Colin Bell says he is "devastated to give up" his position as manager of the Republic of Ireland women's team but revealed that he was unable to reach an agreement about his future with the FAI.

Bell is leaving to become assistant to manager Jan Siewert at the recently relegated Huddersfield Town, after two years at the helm with Ireland.

Speaking to RTÉ Sport following the news of his departure, Bell explained how negotiations with the FAI about his future failed to reach a positive outcome.

He says he came to the FAI with a plan to improve progression in the women's game, but claims that their response to his suggestion "wasn't good enough for me." He went onto say that the overall growth of women's football in Ireland is "going too slow as far as I'm concerned."

"I had a fantastic offer which I declined," said Bell when outlining the background behind his decision to leave his position. "And then Huddersfield made a better offer and then I told the FAI what was going on.

"Then the question was 'What do we have to do to keep you?' We went through a few things and had some really good conversations. I made a list of things that I thought needed to be done and how my position should then be defined.

"We were speaking over the next four years. We were all very optimistic that that would happen. After a board meeting on Thursday evening, this was not able to come to fruition unfortunately. So I had to make a decision to leave the FAI."

He added: "One side of me is very honoured to get the offer from a championship side who just left the Premier League. But I'm hoping that the girls can carry on the way we've been carrying on. I'm absolutely devastated to give up this team, I've loved working in Ireland, I've loved working with the girls.

"It's been a real roller-coaster emotional last few days. One side of me is very happy and honoured, the other side of me is absolutely gutted to leave such a fantastic set of players." 

Peter Collins put it to Bell that financial constraints in the FAI could have been factor in the breakdown of their negotiations. Bell replied:

"I think the board at the moment want to play safe but I think it would have been a fantastic opportunity in this time when things are very negative. It is a lot of stress for a lot of people, I appreciate that.

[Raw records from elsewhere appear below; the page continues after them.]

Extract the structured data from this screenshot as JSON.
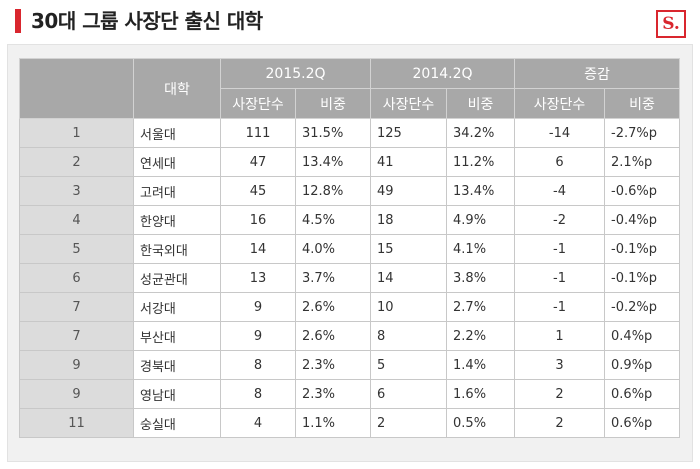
{
  "title": "30대 그룹 사장단 출신 대학",
  "logo_text": "S.",
  "colors": {
    "accent": "#d9262e",
    "header_bg": "#a8a8a8",
    "rank_bg": "#dcdcdc"
  },
  "table": {
    "univ_header": "대학",
    "group_2015": "2015.2Q",
    "group_2014": "2014.2Q",
    "group_change": "증감",
    "sub_count": "사장단수",
    "sub_ratio": "비중",
    "rows": [
      [
        "1",
        "서울대",
        "111",
        "31.5%",
        "125",
        "34.2%",
        "-14",
        "-2.7%p"
      ],
      [
        "2",
        "연세대",
        "47",
        "13.4%",
        "41",
        "11.2%",
        "6",
        "2.1%p"
      ],
      [
        "3",
        "고려대",
        "45",
        "12.8%",
        "49",
        "13.4%",
        "-4",
        "-0.6%p"
      ],
      [
        "4",
        "한양대",
        "16",
        "4.5%",
        "18",
        "4.9%",
        "-2",
        "-0.4%p"
      ],
      [
        "5",
        "한국외대",
        "14",
        "4.0%",
        "15",
        "4.1%",
        "-1",
        "-0.1%p"
      ],
      [
        "6",
        "성균관대",
        "13",
        "3.7%",
        "14",
        "3.8%",
        "-1",
        "-0.1%p"
      ],
      [
        "7",
        "서강대",
        "9",
        "2.6%",
        "10",
        "2.7%",
        "-1",
        "-0.2%p"
      ],
      [
        "7",
        "부산대",
        "9",
        "2.6%",
        "8",
        "2.2%",
        "1",
        "0.4%p"
      ],
      [
        "9",
        "경북대",
        "8",
        "2.3%",
        "5",
        "1.4%",
        "3",
        "0.9%p"
      ],
      [
        "9",
        "영남대",
        "8",
        "2.3%",
        "6",
        "1.6%",
        "2",
        "0.6%p"
      ],
      [
        "11",
        "숭실대",
        "4",
        "1.1%",
        "2",
        "0.5%",
        "2",
        "0.6%p"
      ]
    ]
  }
}
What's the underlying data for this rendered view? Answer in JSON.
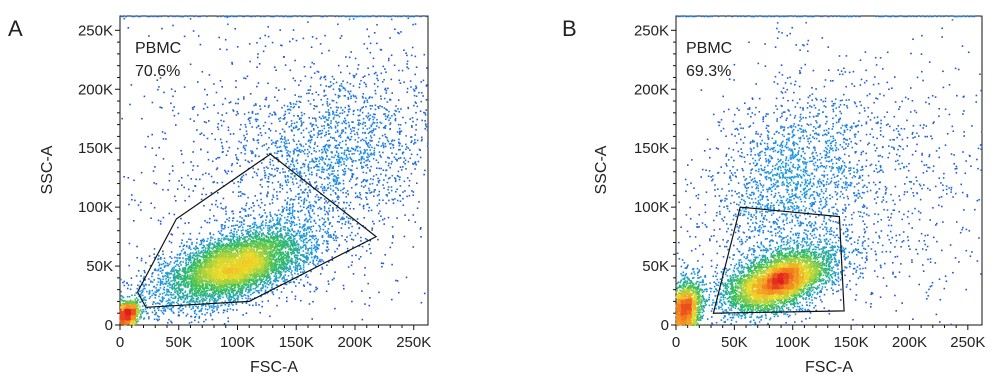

I think it would have been a fantastic move to really show that we want to grow the women's game in Ireland.

'I think I had a good plan in place,' says Bell

"Like I say, it just wasn't possible. I'm very lucky to have an offer I could go to. But the FAI have to make sure that the women's game continues to grow and I think the plan that I had would have helped this.

"I think the women's national team has come on leaps and bounds but I was a little bit frustrated that the structures for underage football and the women's national league was too slow, I think.

"I think I had a good plan in place to improve that. I was told that things would carry on as they are to start off and we'll see what happens. That wasn't good enough for me, I wanted progression at every level and I think I would have been really able to grow the game. I'm sure it will grow because we've got a great set of girls.

"The progress in and around the women's game is just going too slow as far as I'm concerned."